CD4ML with Jenkins in DAGsHub
By
Published: June 08, 2021
This is the first part of two-part series blog, discussing how you can achieve continuous delivery in machine learning (CD4ML) using Jenkins and DVC pipelines.
In this blog we will discuss how to setup this automation process for your project and few use-cases which are achieved as a byproduct of this automation.
For an in depth explanation of the stages of this automation process, see part 2 of this blog post
On the way, I’ll show you a simple and elegant way of managing your experiments, based on Git branches and commits, which will make your life much better, especially when working in a team on complex projects.
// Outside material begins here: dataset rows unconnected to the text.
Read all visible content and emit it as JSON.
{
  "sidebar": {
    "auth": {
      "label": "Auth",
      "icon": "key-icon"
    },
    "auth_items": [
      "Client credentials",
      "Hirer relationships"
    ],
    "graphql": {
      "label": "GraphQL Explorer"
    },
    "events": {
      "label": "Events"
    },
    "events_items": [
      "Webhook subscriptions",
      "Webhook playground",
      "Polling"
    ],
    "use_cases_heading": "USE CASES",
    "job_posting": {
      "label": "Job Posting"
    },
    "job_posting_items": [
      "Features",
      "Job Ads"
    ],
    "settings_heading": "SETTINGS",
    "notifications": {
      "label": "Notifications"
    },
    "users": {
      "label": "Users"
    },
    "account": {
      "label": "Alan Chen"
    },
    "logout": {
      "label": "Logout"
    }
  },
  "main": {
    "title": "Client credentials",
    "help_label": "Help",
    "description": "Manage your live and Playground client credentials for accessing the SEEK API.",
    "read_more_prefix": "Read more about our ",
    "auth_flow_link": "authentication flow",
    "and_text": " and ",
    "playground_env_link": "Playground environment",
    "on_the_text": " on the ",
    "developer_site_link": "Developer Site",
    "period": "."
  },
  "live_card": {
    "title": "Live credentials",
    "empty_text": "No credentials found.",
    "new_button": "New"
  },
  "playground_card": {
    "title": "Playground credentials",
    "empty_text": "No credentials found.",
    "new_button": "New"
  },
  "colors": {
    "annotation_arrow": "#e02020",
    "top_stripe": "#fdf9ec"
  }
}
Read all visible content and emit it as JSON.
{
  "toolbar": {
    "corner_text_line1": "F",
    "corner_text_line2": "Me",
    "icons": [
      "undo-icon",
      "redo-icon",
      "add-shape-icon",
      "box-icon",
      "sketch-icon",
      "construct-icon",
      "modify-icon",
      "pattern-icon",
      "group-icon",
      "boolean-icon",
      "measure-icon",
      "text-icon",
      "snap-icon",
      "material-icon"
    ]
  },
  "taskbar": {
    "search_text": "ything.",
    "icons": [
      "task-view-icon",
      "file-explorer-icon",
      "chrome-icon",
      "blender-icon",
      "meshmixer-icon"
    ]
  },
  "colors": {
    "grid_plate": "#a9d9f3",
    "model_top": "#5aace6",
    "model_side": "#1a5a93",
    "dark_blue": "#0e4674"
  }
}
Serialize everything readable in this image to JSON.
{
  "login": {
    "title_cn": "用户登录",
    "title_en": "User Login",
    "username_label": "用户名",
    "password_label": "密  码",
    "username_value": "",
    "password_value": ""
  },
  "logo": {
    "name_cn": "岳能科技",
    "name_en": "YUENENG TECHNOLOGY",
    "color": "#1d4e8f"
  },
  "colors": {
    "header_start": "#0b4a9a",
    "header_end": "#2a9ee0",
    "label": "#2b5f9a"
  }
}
Automation in a delivery project helps us introduce standards of working and seamless collaboration practices; it ensures product quality, eliminates tedious repetitive manual efforts, and mainly reduces our time to production. Software delivery projects have evolved over the span of two to three decades, and good practices/principles have emerged with time. Meanwhile, data science and machine learning projects are still in an evolving space, where people are trying out different methods and sharing what works for them. Data science is already a vast space, with new research getting published on a day-to-day basis, and DS projects are typically dynamic in nature, so the ideal workflow and automation tools haven't been consolidated yet.
This post will show how we can apply automation which speeds up your research, ensures reproducibility and improves handling of results.
We will be discussing two major use cases along with other best practices that can be applied in DS projects. The first is how you can achieve remote training of your models, i.e schedule an automation process to run your experiment/training job on a remote server. The second is how you can add transparency to the pull request review process, where you would be able to compare experiments to better judge the code changes. Both of these use cases help you standardize your experiment/research execution and evaluation, plus achieve seamless collaboration in the team.
There is a lot of knowledge and information on Jenkins and how to use it around the web. For this post, I’ll assume you already know how to configure pipeline jobs in Jenkins UI, save credentials as secrets, and how to use them in pipeline steps.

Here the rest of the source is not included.